C’est un véritable pavé dans la mare qu’a jeté l’Union Européenne dans le projet d’acquisition de la startup israélienne Run:ai, spécialisée dans la gestion des charges de travail d’IA, par le fabricant de puces Nvidia. Cette transaction, annoncée en avril dernier pour un montant de 700 millions de dollars selon nos sources, sera en effet passée au crible par Bruxelles suite à une demande des régulateurs de la concurrence italiens dans le cadre du règlement de l’UE sur les concentrations (EUMR).
Une opération qui ne répond pas aux seuils de notification standards
Si l’opération envisagée ne répond pas aux seuils de notification standards de l’EUMR, la législation européenne permet néanmoins à un régulateur national de notifier une transaction à la Commission s’il estime qu’elle présente des risques sérieux pour la concurrence au niveau local et qu’elle est susceptible d’affecter les échanges au sein du marché unique.
L’Italie a soumis une demande de renvoi à la Commission en vertu de l’article 22, paragraphe 1, de l’EUMR. Cette disposition permet aux États membres de demander à la Commission d’examiner une concentration qui n’a pas de dimension européenne mais qui affecte les échanges au sein du marché unique et menace d’affecter de manière significative la concurrence sur le territoire du ou des États membres qui en font la demande.
La Commission Européenne
L’acceptation du renvoi par l’UE signifie qu’elle estime que la transaction envisagée remplit les critères de renvoi au titre de l’article 22. La Commission a ainsi conclu qu’elle était la mieux placée pour examiner l’opération compte tenu de ses connaissances et de son expérience dans les marchés connexes.

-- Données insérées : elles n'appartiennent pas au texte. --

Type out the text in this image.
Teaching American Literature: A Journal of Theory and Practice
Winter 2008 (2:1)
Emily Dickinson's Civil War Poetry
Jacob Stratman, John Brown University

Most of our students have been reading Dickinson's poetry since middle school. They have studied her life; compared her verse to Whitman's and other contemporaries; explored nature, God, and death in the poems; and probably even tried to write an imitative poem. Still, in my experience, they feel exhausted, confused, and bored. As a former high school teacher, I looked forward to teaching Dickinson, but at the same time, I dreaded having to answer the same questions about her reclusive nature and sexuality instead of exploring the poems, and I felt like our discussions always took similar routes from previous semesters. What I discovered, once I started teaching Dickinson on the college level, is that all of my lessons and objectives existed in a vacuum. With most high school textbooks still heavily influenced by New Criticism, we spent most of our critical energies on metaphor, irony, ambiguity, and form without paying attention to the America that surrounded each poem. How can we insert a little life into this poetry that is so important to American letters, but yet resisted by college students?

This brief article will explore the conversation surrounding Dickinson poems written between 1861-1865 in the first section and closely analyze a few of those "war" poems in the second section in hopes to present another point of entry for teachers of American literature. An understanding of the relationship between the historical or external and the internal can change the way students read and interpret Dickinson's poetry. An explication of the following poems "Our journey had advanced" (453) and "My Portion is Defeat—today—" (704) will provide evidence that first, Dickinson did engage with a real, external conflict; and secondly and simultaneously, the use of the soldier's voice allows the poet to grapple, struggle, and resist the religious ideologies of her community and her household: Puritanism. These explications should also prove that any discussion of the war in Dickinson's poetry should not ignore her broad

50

Nvidia sommé de notifier la transaction
Suite à cette décision, la Commission a demandé à Nvidia de notifier officiellement la transaction, une étape formelle qui oblige le fabricant de puces à préparer une documentation pour informer les autorités de la concurrence de l’UE des détails du projet de fusion, afin qu’elles puissent en évaluer les impacts.
Nvidia ne pourra donc pas mettre en œuvre la transaction avant d’avoir procédé à cette notification et d’avoir obtenu le feu vert de la Commission. Ce renvoi risque ainsi, au minimum, d’ajouter quelques semaines au calendrier prévu pour finaliser l’opération.
Mais si le contrôle préliminaire de l’UE identifie des problèmes spécifiques, Bruxelles pourrait décider de mener une enquête approfondie, ce qui pourrait alors ajouter des mois de retard et d’incertitude.
L’IA, un domaine sous haute surveillance
Si les géants de la tech ont longtemps bénéficié d’une surveillance minimale de leurs acquisitions (parfois tueuses) de startups et de petits rivaux, la donne a changé ces dernières années, les régulateurs ayant pris conscience des conséquences anticoncurrentielles de leur inaction prolongée pendant que quelques plateformes dominantes accaparaient un pouvoir de marché considérable.
Avec l’IA, ce domaine logiciel en plein essor où l’innovation dépend de l’accès à un petit nombre d’inputs clés – comme les unités de traitement graphique (GPU) que Nvidia a orienté vers l’entraînement des modèles d’IA – le spectre d’une répétition rapide du problème de concentration du marché a encouragé une vigilance plus rapide de la part des autorités antitrust. Même si, pour l’instant, aucune action plus ferme n’a été entreprise.
Il sera donc certainement intéressant de voir ce que donnera l’examen de la Commission dans ce dossier Nvidia-Run:ai, qui cristallise de nombreux enjeux stratégiques autour de l’avenir de l’IA. Une technologie qui suscite autant d’espoirs que d’inquiétudes et dont le développement harmonieux nécessitera un savant équilibre entre stimulation de l’innovation et préservation d’une saine concurrence.